Тут Ольга Сергеевна поставила брату вопрос, точно ли он едет по литературным делам?
Дядя рассердился:
– Если тебе не сообщаю, почему еду, – сказал он, – то или не хочу, или не могу. (Si je ne vous dis pas pourquoi je pars, c’ets que je ne le peux pas, ou bien je ne le veux pas.)
Уходя же, он просил моего отца, если тот встретит Булгарина, заявить, что последних статей и нападок «Северной пчелы» Александр Сергеевич ему не спустит[110], а желание Булгарина насолить дяде в кабинете своего Мецената он не сегодня-завтра предупредит письмом того же Бенкендорфа.[111]

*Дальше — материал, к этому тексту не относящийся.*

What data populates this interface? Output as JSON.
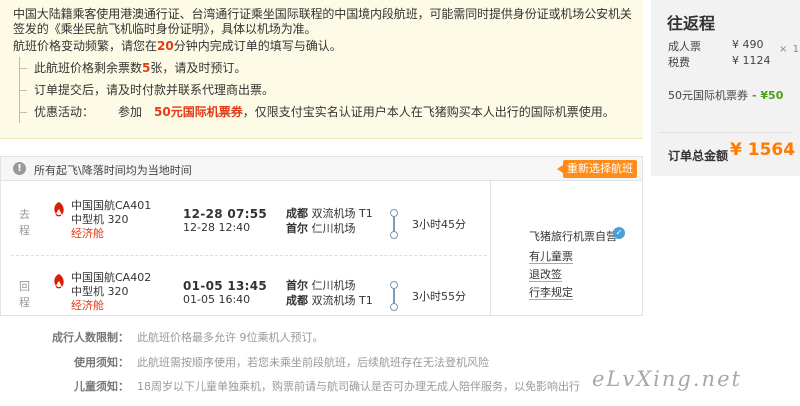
{
  "notice": {
    "warning": "中国大陆籍乘客使用港澳通行证、台湾通行证乘坐国际联程的中国境内段航班，可能需同时提供身份证或机场公安机关签发的《乘坐民航飞机临时身份证明》，具体以机场为准。",
    "deadline_prefix": "航班价格变动频繁，请您在",
    "deadline_minutes": "20",
    "deadline_suffix": "分钟内完成订单的填写与确认。",
    "remaining_prefix": "此航班价格剩余票数",
    "remaining_count": "5",
    "remaining_suffix": "张，请及时预订。",
    "pay_tip": "订单提交后，请及时付款并联系代理商出票。",
    "promo_label": "优惠活动：",
    "promo_prefix": "参加",
    "promo_amount": "50元国际机票券",
    "promo_suffix": "，仅限支付宝实名认证用户本人在飞猪购买本人出行的国际机票使用。"
  },
  "summary": {
    "title": "往返程",
    "adult_label": "成人票",
    "adult_price": "¥ 490",
    "tax_label": "税费",
    "tax_price": "¥ 1124",
    "multiplier_x": "×",
    "multiplier_n": "1",
    "coupon_label": "50元国际机票券",
    "coupon_value": "- ¥50",
    "total_label": "订单总金额",
    "total_value": "¥ 1564"
  },
  "flight": {
    "header_text": "所有起飞\\降落时间均为当地时间",
    "header_icon": "info-icon",
    "reselect_label": "重新选择航班",
    "legs": [
      {
        "direction": "去程",
        "airline": "中国国航CA401",
        "aircraft": "中型机  320",
        "cabin": "经济舱",
        "dep_time": "12-28 07:55",
        "arr_time": "12-28 12:40",
        "dep_city": "成都",
        "dep_airport": "双流机场  T1",
        "arr_city": "首尔",
        "arr_airport": "仁川机场",
        "duration": "3小时45分"
      },
      {
        "direction": "回程",
        "airline": "中国国航CA402",
        "aircraft": "中型机  320",
        "cabin": "经济舱",
        "dep_time": "01-05 13:45",
        "arr_time": "01-05 16:40",
        "dep_city": "首尔",
        "dep_airport": "仁川机场",
        "arr_city": "成都",
        "arr_airport": "双流机场  T1",
        "duration": "3小时55分"
      }
    ],
    "vendor": "飞猪旅行机票自营",
    "vendor_links": [
      "有儿童票",
      "退改签",
      "行李规定"
    ]
  },
  "notes": [
    {
      "key": "成行人数限制：",
      "value": "此航班价格最多允许 9位乘机人预订。"
    },
    {
      "key": "使用须知：",
      "value": "此航班需按顺序使用，若您未乘坐前段航班，后续航班存在无法登机风险"
    },
    {
      "key": "儿童须知：",
      "value": "18周岁以下儿童单独乘机，购票前请与航司确认是否可办理无成人陪伴服务，以免影响出行"
    }
  ],
  "watermark": "eLvXing.net",
  "colors": {
    "accent_orange": "#ff8c1a",
    "price_red": "#e23b18",
    "coupon_green": "#4aa31a",
    "notice_bg": "#fdfbe6"
  }
}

Исполнить просьбу дяди отцу моему не довелось: он с Булгариным не встретился. Но с ним встретилась Ольга Сергеевна, где именно – не помню. Булгарин, между прочим, весьма учтивый и обходительный кавалер, стал Ольге Сергеевне «ротитися и клятися», что не он зачинщик ссоры, а ее брат, который стал его, Булгарина, преследовать до такой степени, что он, Фаддей Бенедиктович, пролежал с горя последнее время в кровати, следовательно, Александр Сергеевич, сделав ни в чем не повинного человека больным, посягнул в некотором роде тем самым и на его земное бытие. Если же пострадавший от злых пушкинских эпиграмм и выступал печатно против их автора с критикой поэмы последнего, то отнюдь не как враг, а как «пурист», для которого правильность оборотов русского языка, ясное изложение мыслей – в стихах ли, в прозе ли – дело святое; мысль же задевать Пушкина не в качестве поэта, а в качестве человека Булгарин-де в христианской своей душе не питал, тем более не грозился ставить Пушкину баррикад у «бесценного своего благодетеля Александра Христофоровича Бенкендорфа».

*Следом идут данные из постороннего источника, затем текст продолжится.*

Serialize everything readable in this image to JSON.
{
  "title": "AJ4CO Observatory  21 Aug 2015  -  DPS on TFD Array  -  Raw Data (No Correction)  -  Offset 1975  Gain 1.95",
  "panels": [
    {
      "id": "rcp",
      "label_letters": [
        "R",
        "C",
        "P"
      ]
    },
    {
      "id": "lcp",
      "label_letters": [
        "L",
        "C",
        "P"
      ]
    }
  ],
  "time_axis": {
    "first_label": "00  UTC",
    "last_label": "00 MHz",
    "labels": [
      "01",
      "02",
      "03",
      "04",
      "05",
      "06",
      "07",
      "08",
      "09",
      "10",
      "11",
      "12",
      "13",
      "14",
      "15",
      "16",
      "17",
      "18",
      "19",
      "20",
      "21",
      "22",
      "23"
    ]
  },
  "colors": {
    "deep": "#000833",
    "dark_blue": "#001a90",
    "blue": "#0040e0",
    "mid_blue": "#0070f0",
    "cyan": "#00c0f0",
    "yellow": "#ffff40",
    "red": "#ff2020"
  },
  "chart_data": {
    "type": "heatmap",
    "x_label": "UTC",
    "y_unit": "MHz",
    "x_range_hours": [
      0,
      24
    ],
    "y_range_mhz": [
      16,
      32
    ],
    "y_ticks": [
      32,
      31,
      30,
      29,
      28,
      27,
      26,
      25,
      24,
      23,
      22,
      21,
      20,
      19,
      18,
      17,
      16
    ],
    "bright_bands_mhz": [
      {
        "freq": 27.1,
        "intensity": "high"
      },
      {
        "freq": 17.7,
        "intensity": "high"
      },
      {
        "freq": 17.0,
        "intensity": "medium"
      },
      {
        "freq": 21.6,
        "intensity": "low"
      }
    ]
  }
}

Кстати: Булгарин, не чаявший души в Бенкендорфе, почувствовал впоследствии какую-то нежность к Леонтию Васильевичу Дубельту, которому сообщал все свои взгляды словесно и письменно, называя его «отцом и командиром». В 1853 году я видел у сына генерала Дубельта Михаила Леонтьевича, женившегося тогда на младшей дочери моего дяди поэта, Наталье Александровне, большой бюст Леонтия Васильевича, украшенный следующею надписью:
Быть может, он не всем угоден,
Ведь это общий наш удел,
Но честен, добр он, благороден,
Вот перечень его всех дел!
Ф. Булгарин
Ольга Сергеевна, впрочем, всегда отдавала Булгарину справедливость как очень ловкому журнальному деятелю.
Но возвращаюсь к событиям.
Итак, о намерении Пушкина уехать в Москву никто, кроме моих родителей, не знал, причем Ольга Сергеевна, от которой брат ее ничего до тех пор не скрывал, очень удивлялась, что он утаил от нее цель путешествия, между тем как мог убедиться из предшествовавших поездке разговоров с нею в искренности ее пожеланий семейного счастия.
Покойный издатель сочинений дяди П.В. Анненков в «Материалах для биографии Александра Сергеевича» сообщает рассказ и сделанное Пушкиным предложение семейству Натальи Николаевны, 21 апреля 1830 года, в самый день Пасхи, – рассказ вполне согласный и со словами Ольги Сергеевны.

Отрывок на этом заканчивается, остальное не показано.